Put simply, NextStories (free, iTunes) is an iPad web browser that serves up recommended articles based on your interests and reading history.
As you'd expect, there's a URL bar, forward and back buttons and the option to open web pages in Safari.
To the left of the screen, you can bring up news categories by touching on the categories icon or by swiping from the left of the screen.
And to the right, you can hit the Next Stories button or swipe to the right to bring up relevant content based on what you're reading now.
It's all pretty easy. Visiting TabTimes.com for example saw suggested articles from Forbes, GigaOM and others and on stories from Apple's WWDC and Sony's PS4 to cyber security.
NextStories is available for free from the App Store.
Wikiweb makes Wikipedia research fun
Everyone loves to bash Wikipedia for the odd erreneous bit of information but, seriously, where would be without it? Certainly more than a few people were fretting when Wikipedia went down for a short time last year in a protest on the freedom of the web. Friends of the Web was probably among those people. The developer is behind a very neat and inituitive app called Wikiweb, which brings all Wikipedia data to your iPhone or iPad.

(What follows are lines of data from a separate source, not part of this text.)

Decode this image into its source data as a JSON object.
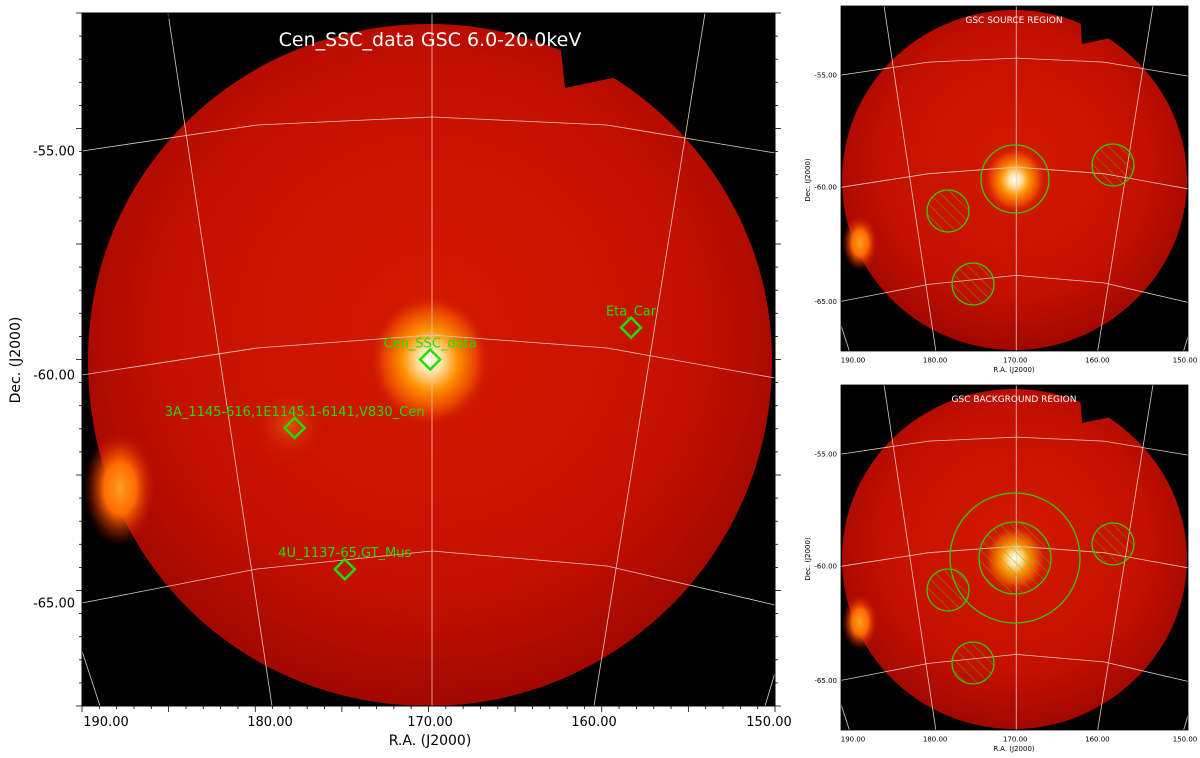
{
  "main_panel": {
    "title": "Cen_SSC_data GSC 6.0-20.0keV",
    "xlabel": "R.A. (J2000)",
    "ylabel": "Dec. (J2000)",
    "ra_range": [
      190.9,
      149.5
    ],
    "dec_range": [
      -52.0,
      -67.2
    ],
    "ra_tick_labels": [
      "190.00",
      "180.00",
      "170.00",
      "160.00",
      "150.00"
    ],
    "dec_tick_labels": [
      "-55.00",
      "-60.00",
      "-65.00"
    ],
    "sources": [
      {
        "name": "Cen_SSC_data",
        "ra": 170.1,
        "dec": -59.6
      },
      {
        "name": "Eta_Car",
        "ra": 158.1,
        "dec": -58.9
      },
      {
        "name": "3A_1145-616,1E1145.1-6141,V830_Cen",
        "ra": 178.2,
        "dec": -61.1
      },
      {
        "name": "4U_1137-65,GT_Mus",
        "ra": 175.2,
        "dec": -64.2
      }
    ]
  },
  "source_panel": {
    "title": "GSC SOURCE REGION",
    "xlabel": "R.A. (J2000)",
    "ylabel": "Dec. (J2000)",
    "ra_tick_labels": [
      "190.00",
      "180.00",
      "170.00",
      "160.00",
      "150.00"
    ],
    "dec_tick_labels": [
      "-55.00",
      "-60.00",
      "-65.00"
    ]
  },
  "background_panel": {
    "title": "GSC BACKGROUND REGION",
    "xlabel": "R.A. (J2000)",
    "ylabel": "Dec. (J2000)",
    "ra_tick_labels": [
      "190.00",
      "180.00",
      "170.00",
      "160.00",
      "150.00"
    ],
    "dec_tick_labels": [
      "-55.00",
      "-60.00",
      "-65.00"
    ]
  },
  "colors": {
    "field": "#c41000",
    "source_marker": "#22dd00",
    "region_circle": "#33cc00",
    "grid": "#e8c8c0",
    "title_text": "#ffffff"
  }
}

Available for $4.99 from the App Store, Wikiweb is exactly as the name suggests — a web of Wikipedia entries
On entering the app you simply tap to search, enter your search and then tap on that to reveal linked suggestions. For example, search for iPad and you'll see links for Apple Store, iOS jailbreaking' and 'liquid crystal display.
You can pinch-to-zoom to get a closer look, expands images and swipe to the right at any time to get rid of your search result. Another neat feature is the ability to shake your iPhone or iPad to bring up the help menu and introduction video.

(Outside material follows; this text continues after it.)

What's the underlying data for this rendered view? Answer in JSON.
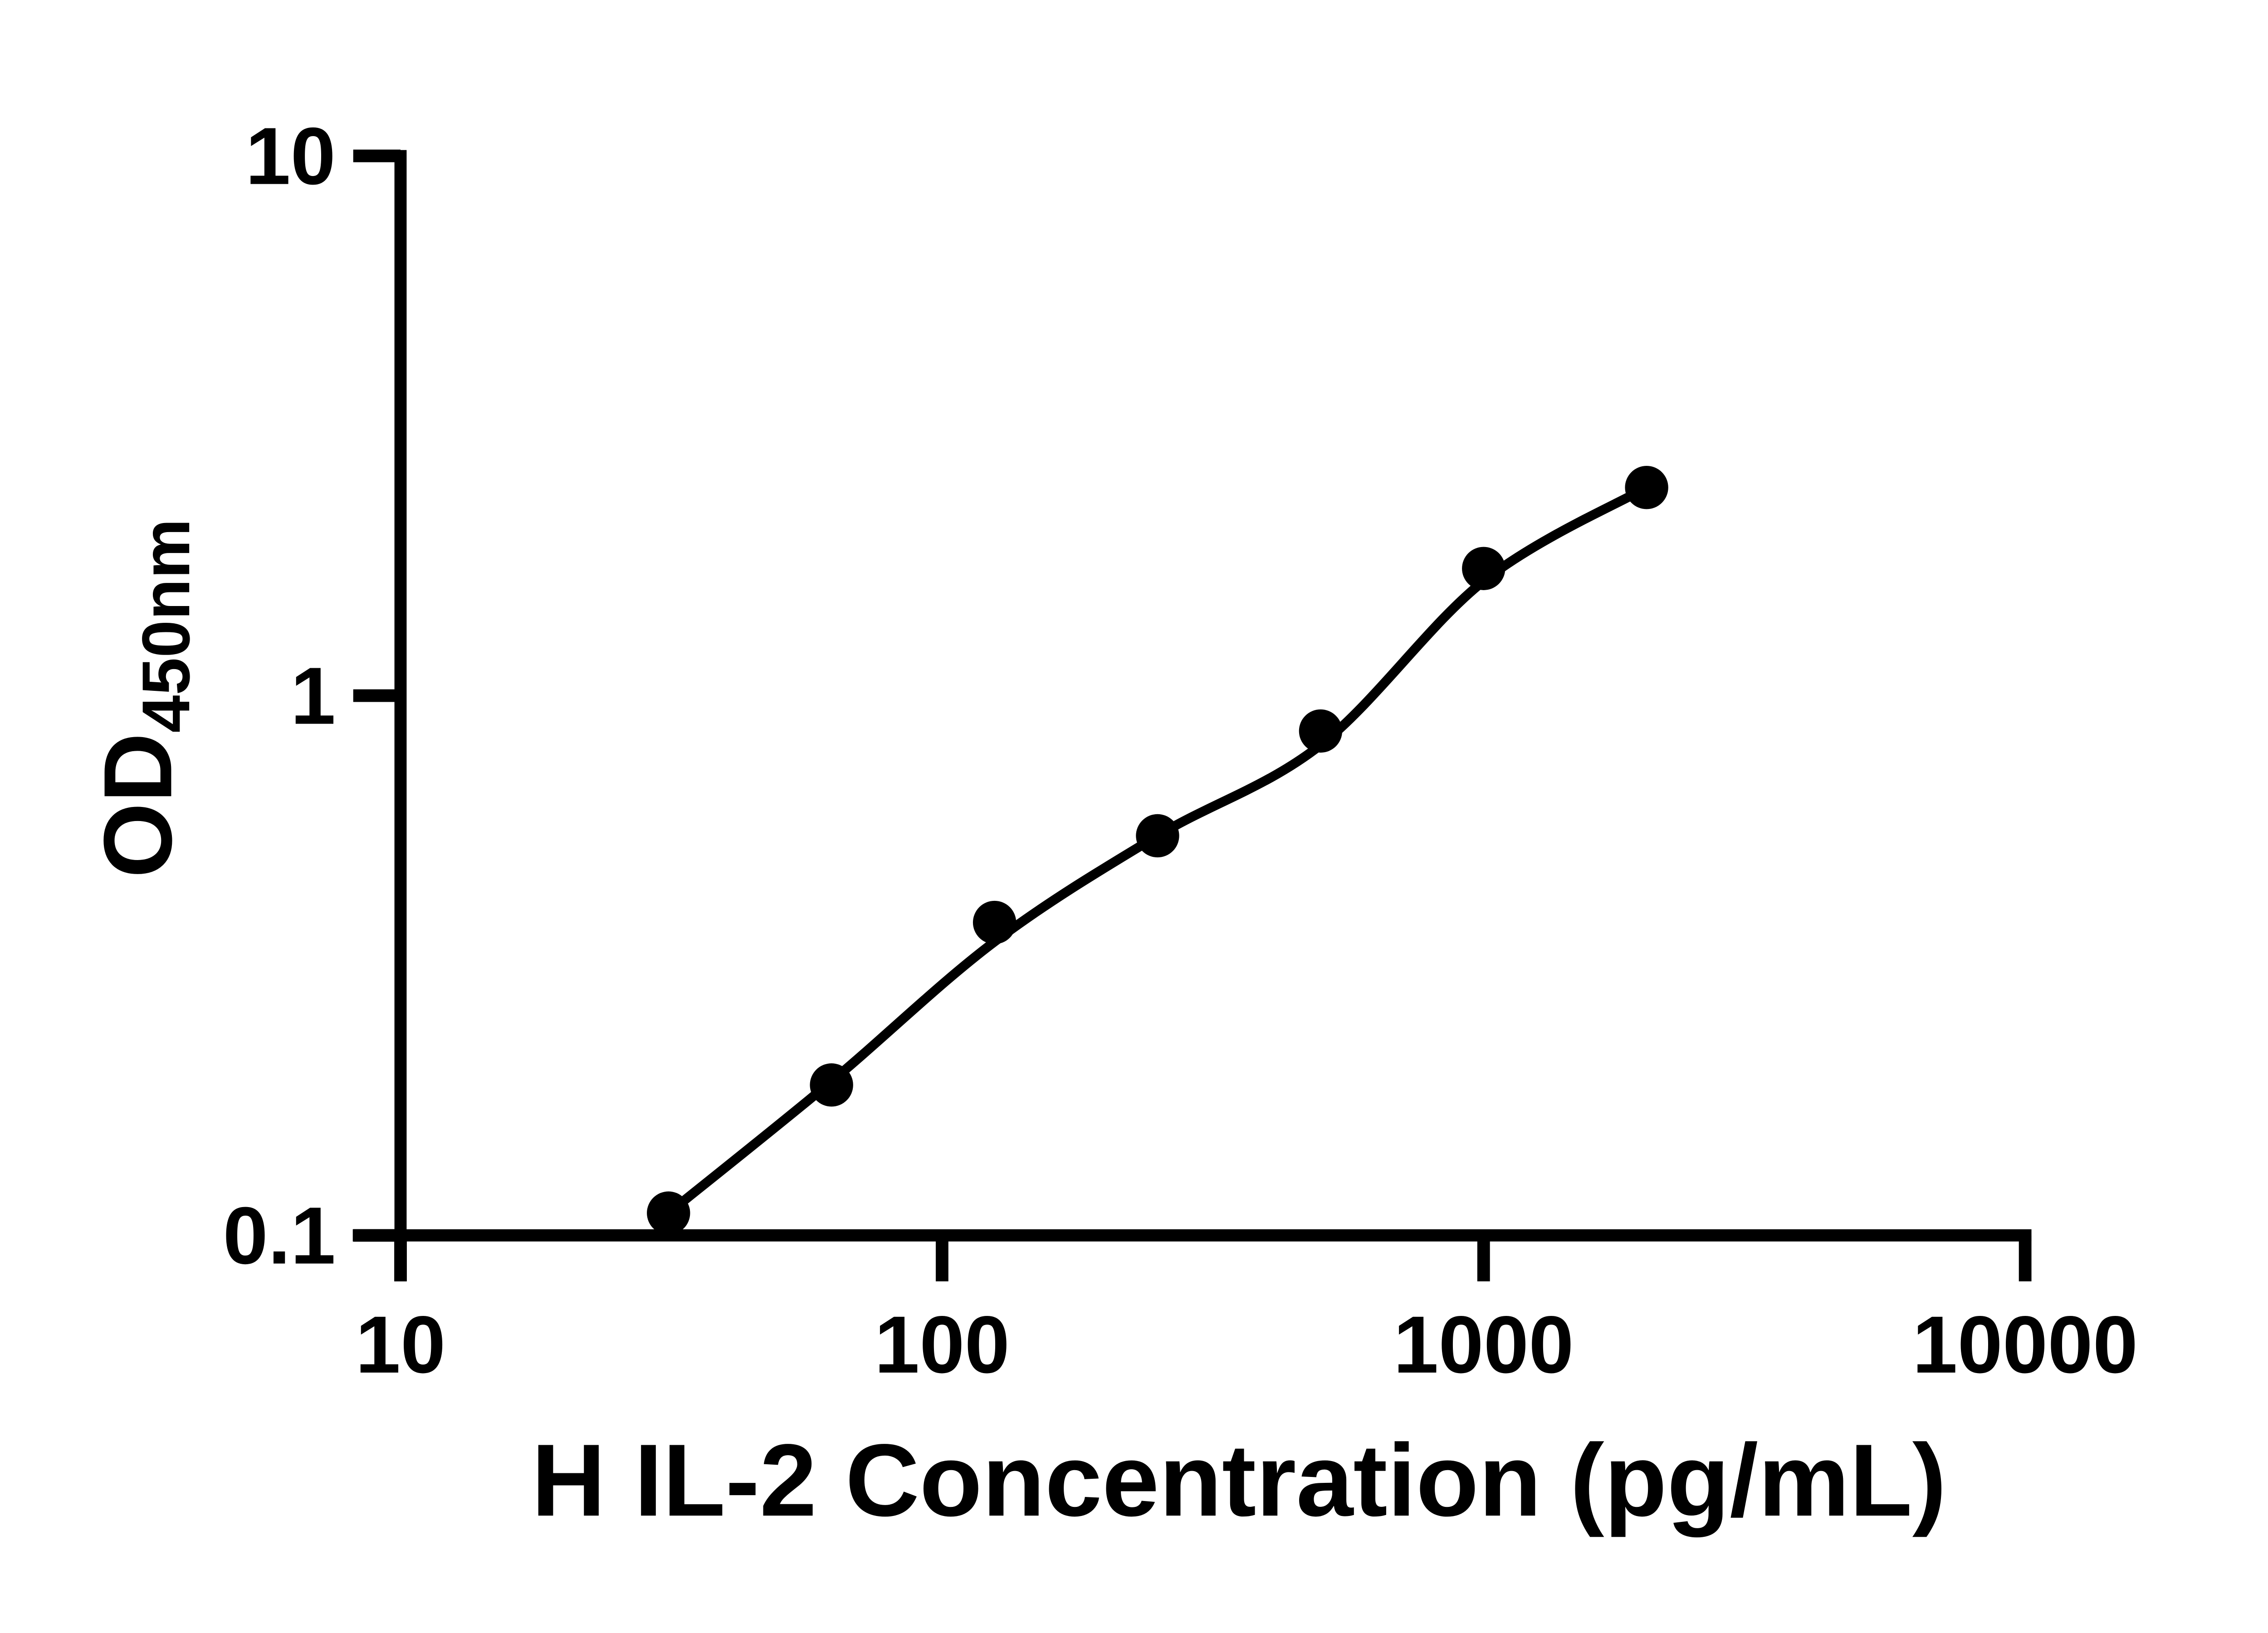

Wikiweb is more than just a bit of Wikipedia fun — it's actually quick and useful if you need to use it on a regular basis.
Want to mark-up business files? iAnnotate is now better than ever before
BranchFire's iAnnotate iPad app is a big winner with business users, so much so that the app won an awards for "Best Productivity Apps" and "Best Collaboration Apps" at the Tabby Awards towards the end of last year.

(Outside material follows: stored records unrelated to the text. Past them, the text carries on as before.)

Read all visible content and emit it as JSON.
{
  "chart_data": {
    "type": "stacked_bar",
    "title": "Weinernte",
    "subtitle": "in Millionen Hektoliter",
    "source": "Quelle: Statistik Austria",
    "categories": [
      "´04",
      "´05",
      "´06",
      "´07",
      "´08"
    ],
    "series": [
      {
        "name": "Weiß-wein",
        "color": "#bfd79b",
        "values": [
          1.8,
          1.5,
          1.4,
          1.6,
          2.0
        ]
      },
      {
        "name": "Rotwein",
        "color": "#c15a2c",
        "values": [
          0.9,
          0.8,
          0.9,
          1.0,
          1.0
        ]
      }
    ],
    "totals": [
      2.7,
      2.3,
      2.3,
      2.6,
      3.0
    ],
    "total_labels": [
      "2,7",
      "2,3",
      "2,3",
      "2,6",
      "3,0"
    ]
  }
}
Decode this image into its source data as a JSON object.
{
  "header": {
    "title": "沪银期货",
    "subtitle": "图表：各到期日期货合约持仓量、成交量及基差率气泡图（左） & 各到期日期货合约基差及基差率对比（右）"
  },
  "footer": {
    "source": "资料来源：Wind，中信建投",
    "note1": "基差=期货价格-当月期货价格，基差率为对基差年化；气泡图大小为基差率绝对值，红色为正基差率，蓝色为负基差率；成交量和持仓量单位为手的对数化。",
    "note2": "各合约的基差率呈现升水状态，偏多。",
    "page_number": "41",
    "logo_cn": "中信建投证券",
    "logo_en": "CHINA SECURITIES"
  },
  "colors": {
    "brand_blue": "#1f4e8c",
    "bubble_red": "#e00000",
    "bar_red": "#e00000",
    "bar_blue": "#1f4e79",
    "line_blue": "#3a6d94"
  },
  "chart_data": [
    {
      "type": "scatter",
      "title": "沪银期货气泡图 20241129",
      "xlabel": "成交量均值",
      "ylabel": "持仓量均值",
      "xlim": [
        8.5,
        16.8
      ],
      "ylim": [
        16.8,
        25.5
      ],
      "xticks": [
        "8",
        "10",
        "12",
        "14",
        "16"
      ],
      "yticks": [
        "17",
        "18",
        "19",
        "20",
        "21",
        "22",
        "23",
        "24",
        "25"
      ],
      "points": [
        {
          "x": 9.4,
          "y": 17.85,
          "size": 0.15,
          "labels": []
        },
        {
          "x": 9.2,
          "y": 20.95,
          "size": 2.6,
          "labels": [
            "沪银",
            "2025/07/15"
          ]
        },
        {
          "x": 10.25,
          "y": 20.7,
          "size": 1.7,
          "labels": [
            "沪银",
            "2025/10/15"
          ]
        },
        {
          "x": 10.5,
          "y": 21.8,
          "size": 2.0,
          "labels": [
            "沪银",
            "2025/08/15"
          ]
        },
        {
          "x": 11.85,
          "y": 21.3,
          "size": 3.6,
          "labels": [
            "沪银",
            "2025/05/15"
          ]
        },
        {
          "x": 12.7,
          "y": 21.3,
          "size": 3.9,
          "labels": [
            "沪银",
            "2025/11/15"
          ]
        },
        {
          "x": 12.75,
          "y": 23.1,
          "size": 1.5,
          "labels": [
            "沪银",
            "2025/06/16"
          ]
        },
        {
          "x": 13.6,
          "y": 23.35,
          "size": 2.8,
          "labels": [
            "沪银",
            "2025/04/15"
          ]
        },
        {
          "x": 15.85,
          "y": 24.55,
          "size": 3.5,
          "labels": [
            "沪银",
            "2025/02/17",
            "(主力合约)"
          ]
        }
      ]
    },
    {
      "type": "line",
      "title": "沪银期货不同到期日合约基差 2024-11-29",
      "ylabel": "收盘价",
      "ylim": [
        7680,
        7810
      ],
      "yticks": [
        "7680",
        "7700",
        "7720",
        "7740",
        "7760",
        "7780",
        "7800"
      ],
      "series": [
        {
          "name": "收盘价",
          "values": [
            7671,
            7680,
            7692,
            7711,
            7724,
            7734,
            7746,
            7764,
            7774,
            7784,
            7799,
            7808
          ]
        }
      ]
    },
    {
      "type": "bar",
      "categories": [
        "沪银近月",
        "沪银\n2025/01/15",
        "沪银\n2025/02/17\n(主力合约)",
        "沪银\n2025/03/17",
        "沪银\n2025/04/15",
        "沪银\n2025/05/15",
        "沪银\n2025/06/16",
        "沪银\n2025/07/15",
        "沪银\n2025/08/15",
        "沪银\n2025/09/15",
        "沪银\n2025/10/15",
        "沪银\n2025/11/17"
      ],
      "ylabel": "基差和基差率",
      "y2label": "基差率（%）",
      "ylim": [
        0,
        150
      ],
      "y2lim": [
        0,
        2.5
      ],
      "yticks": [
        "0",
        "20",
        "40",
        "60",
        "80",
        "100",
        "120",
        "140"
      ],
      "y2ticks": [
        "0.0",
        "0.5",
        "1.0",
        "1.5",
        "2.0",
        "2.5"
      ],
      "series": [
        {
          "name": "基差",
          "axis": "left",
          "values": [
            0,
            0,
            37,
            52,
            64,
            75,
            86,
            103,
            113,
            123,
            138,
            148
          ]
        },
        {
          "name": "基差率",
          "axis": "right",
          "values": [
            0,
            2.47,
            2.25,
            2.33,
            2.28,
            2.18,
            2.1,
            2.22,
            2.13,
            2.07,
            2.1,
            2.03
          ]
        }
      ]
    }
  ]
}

A few things have changed since then with iAnnotate moving beyond a simple PDF annotation app to something which can also be used to mark your Word, PowerPoint and even image files.
Now on version 2.5, iAnnotate has been enhanced with new improvements.
These include a useful function for documents to be automatically saved to the cloud when you close a tab or switch to the Library view, while the new two-finger scrolling technique is designed to make it easier to quickly shift between marking files and changing your view of it.
And continuing with the theme of making iAnnotate easier to use, the improved document navigation panel gives you a quick option to common actions — such as reviewing annotations or emailing documents — while adding cloud storage providers is now easier than before.
Don't worry if you're a regular user of iAnnotate, the key features remain largely the same. You can still mark-up files as you would before, add stamps, bookmarks and notes, and import image files as PDFs.